Chile miner says suicide was never an option
Chile's 33 rescued miners never considered suicide in the dark days before they were found alive, one of the miners told Spanish television.
"We had to fight, we all thought of our families. We tried to think of positive things," Ariel Ticona said in an interview broadcast late Thursday on Antena 3.
"Neither I or any of my colleagues thought of taking our own lives."
Ticona's wife Elizabeth Segovia gave birth to a baby girl on September 14 -- 40 days into the miners' ordeal. He asked his wife to name their daughter Esperanza, the Spanish word for hope.
The 29-year-old said the miners played football after rescue crews located them to pass the time and keep their minds off their plight while they waited to be pulled out of the gold and copper mine.
Ticona and three other rescued miners visited Real Madrid's stadium on Thursday at the invitation of the Spanish giants before granting their television interview.

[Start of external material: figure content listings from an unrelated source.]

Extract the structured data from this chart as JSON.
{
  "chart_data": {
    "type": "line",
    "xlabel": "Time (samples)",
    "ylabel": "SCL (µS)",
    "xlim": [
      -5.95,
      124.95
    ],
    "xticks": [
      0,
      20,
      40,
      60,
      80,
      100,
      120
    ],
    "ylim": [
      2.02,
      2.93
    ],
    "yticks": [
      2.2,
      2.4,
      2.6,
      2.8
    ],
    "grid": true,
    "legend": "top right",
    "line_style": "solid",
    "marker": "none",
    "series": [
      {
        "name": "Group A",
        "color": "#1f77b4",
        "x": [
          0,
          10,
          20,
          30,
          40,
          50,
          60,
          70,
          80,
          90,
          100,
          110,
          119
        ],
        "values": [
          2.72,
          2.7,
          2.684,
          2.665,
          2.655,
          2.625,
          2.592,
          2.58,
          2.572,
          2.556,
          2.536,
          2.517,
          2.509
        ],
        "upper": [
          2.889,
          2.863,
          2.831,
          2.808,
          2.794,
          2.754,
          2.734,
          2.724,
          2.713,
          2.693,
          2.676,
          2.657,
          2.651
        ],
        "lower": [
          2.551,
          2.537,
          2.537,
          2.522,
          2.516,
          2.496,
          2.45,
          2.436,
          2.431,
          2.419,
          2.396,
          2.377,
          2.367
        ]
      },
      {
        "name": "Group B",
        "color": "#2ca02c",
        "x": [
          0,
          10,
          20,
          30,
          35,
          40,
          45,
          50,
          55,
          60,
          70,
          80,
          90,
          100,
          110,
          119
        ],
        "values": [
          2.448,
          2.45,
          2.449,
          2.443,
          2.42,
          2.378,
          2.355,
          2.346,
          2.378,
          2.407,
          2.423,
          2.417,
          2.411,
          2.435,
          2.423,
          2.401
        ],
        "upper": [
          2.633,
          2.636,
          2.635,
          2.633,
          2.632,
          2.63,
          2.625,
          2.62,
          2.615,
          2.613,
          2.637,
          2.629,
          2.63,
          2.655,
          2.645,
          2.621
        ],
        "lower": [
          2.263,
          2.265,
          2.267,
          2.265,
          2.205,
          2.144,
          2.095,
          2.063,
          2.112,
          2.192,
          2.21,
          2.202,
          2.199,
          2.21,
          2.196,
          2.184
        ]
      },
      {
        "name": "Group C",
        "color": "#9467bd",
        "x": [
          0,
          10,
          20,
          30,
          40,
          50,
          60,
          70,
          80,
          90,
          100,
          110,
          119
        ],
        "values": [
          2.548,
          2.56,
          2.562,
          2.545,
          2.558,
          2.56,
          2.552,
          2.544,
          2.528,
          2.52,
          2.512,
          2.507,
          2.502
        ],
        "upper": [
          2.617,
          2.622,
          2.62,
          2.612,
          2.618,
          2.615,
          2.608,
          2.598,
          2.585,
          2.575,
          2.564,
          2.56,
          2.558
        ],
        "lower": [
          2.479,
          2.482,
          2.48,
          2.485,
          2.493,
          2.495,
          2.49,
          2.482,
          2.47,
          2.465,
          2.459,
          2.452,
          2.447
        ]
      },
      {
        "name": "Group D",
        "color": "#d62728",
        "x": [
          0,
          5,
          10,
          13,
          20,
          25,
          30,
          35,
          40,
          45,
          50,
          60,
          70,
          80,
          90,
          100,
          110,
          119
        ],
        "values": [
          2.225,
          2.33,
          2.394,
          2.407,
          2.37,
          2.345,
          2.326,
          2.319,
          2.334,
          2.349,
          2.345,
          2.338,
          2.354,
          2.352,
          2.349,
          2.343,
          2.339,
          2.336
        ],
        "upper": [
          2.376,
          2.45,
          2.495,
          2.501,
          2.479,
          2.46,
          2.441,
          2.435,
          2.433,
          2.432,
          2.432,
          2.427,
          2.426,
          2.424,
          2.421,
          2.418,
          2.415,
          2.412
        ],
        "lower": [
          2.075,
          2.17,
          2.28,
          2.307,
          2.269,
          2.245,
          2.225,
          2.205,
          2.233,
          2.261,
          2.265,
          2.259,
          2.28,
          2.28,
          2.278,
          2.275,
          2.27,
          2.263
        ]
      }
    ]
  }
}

It was the four miners' first trip outside of Chile.
"Never in my dreams did I think I would go there," said Ticona, with the sunglasses he was given protect his eyes from unaccustomed daylight pushed up to the top of his head.
The miners were caught in a cave-in in the San Jose mine on August 5 and survived on dwindling rations of food and water for 17 days until rescue crews drilled a tiny hole into the chamber where they had taken refuge.
They were finally hoisted up to the surface last week one by one in a mini-capsule after 69 days over 600 metres (2,000 feet) underground.
"I fought, I never gave up because my children and my wife gave me strength. It would calm me down to think that I would get out of there and could be with my grandchildren," Esteban Rojas, 44, told the television station.
"The heat and the humidity were terrible, but we had faith that we would get out of there. I was always religious but after what happened to me I believe in God even more."
Rojas, who has vowed to marry his girlfriend of 25 years since he was rescued from the mine, said he wanted to return to mining "but never at the San Jose mine, at one that is safe."
Relatives of the miners filed two criminal cases while the men were still underground: one against the mine owners, and another against both the owners and the government for continuing to operate a mine despite safety problems.
Chilean President Sebastian Pinera, who in images beamed around the world hugged the miners one by one as they were winched to safety, has vowed to punish those found responsible for the collapse under criminal and civil law.